Elle était lourde et mastoque, représentait, dans une robe à longs plis, une paysanne couronnée et joufflue, tendant sur un bras un enfant qui bénissait une boule.
Mais, dans ce portrait d’une robuste terrienne, issue des Bourgognes ou des Flandres, il y avait une candeur, une bonté presque tumultueuses qui jaillissaient de la face souriante, des yeux ingénus, des bonnes et grosses lèvres, indulgentes, prêtes à tous les pardons.
Elle était une Vierge rustique faite pour les humbles convers ; elle n’était pas une grande dame qui pût les tenir à distance, mais elle était bien leur mère nourrice d’âme, leur vraie mère à eux ! Comment ne l’a-t-on pas compris, ici ; comment, au lieu de présider dans la chapelle, se morfond-elle dans le bout d’un corridor ? s’écria Durtal.
L’oblat détourna la conversation. — Que je vous prévienne, fit-il, le Salut n’aura pas lieu après les Vêpres, ainsi que l’indique votre pancarte, mais bien après les Complies ; ce dernier office sera donc avancé d’un quart d’heure, au moins.
Et l’oblat remonta dans sa cellule, pendant que Durtal se dirigeait vers le grand étang. Là il se coucha sur une litière de roseaux secs, regardant ces eaux qui venaient se briser, en ondulant, à ses pieds. Le va-et-vient de ces eaux limitées, repliées sur elles-mêmes, ne dépassant plus le bassin qu’elles s’étaient creusé, l’entraîna dans de longues rêveries.

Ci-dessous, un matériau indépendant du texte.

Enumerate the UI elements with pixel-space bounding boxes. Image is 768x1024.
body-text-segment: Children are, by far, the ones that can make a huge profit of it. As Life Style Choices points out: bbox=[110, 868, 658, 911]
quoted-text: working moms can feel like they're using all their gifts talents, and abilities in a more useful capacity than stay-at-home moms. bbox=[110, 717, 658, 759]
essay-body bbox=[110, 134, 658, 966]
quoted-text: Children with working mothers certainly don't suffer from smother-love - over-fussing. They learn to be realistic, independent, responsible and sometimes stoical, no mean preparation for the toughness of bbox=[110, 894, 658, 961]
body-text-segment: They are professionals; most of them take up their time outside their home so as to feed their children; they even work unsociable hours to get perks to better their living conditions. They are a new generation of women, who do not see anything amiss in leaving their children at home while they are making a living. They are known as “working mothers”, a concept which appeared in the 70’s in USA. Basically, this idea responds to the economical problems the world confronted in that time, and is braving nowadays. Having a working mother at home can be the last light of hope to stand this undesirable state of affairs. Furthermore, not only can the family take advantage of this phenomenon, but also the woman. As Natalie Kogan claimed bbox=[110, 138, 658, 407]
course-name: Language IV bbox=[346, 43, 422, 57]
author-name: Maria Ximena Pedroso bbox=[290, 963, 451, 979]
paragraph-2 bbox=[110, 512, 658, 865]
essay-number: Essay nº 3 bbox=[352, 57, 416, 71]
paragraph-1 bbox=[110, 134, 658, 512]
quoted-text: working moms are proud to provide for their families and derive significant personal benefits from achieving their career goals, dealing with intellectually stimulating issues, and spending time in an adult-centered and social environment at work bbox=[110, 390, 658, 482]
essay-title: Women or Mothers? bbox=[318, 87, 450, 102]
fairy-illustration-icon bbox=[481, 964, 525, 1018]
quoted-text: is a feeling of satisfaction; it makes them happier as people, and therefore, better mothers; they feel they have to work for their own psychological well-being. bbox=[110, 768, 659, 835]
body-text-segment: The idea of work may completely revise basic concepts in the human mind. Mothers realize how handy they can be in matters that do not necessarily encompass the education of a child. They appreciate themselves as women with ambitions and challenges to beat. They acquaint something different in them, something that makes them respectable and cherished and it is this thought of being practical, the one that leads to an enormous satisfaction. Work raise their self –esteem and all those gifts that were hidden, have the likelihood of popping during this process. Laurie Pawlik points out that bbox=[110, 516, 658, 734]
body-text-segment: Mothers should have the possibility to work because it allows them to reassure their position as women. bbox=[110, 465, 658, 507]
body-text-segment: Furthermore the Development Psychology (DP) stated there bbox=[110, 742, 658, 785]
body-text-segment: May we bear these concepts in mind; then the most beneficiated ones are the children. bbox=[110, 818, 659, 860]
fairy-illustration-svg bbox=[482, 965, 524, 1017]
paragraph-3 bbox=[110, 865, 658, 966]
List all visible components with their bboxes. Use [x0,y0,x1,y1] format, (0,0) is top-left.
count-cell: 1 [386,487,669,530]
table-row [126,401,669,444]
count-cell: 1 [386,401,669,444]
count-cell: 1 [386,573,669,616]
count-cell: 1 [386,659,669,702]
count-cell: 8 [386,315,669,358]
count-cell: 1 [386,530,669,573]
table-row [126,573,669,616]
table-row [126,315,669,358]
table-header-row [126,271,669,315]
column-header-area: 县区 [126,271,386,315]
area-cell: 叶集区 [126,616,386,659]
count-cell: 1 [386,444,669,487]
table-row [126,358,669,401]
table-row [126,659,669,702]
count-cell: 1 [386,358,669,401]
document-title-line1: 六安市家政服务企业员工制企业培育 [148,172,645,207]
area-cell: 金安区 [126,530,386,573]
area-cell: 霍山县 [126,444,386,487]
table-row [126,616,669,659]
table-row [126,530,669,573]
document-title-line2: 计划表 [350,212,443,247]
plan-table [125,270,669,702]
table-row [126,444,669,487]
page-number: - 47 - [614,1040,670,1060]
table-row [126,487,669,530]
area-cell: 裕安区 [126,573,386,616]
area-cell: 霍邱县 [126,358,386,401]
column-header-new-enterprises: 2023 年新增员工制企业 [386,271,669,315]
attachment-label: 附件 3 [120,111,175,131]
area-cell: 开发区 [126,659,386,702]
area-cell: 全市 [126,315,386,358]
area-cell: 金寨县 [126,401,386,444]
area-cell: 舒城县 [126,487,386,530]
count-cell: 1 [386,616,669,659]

Il se disait qu’un fleuve était le plus exact symbole de la vie active ; on le suivait dès sa naissance, sur tout son parcours, au travers des territoires qu’il fécondait ; il remplissait une tâche assignée, avant que d’aller mourir, en s’immergeant, dans le sépulcre béant des mers ; mais l’étang, cette eau hospitalisée, emprisonnée dans une haie de roseaux qu’il avait lui-même grandis, en fertilisant le sol de ses bords, il se concentrait, vivait sur lui-même, ne semblait s’acquitter d’aucune œuvre connue, sinon d’observer le silence et de réfléchir à l’infini le ciel.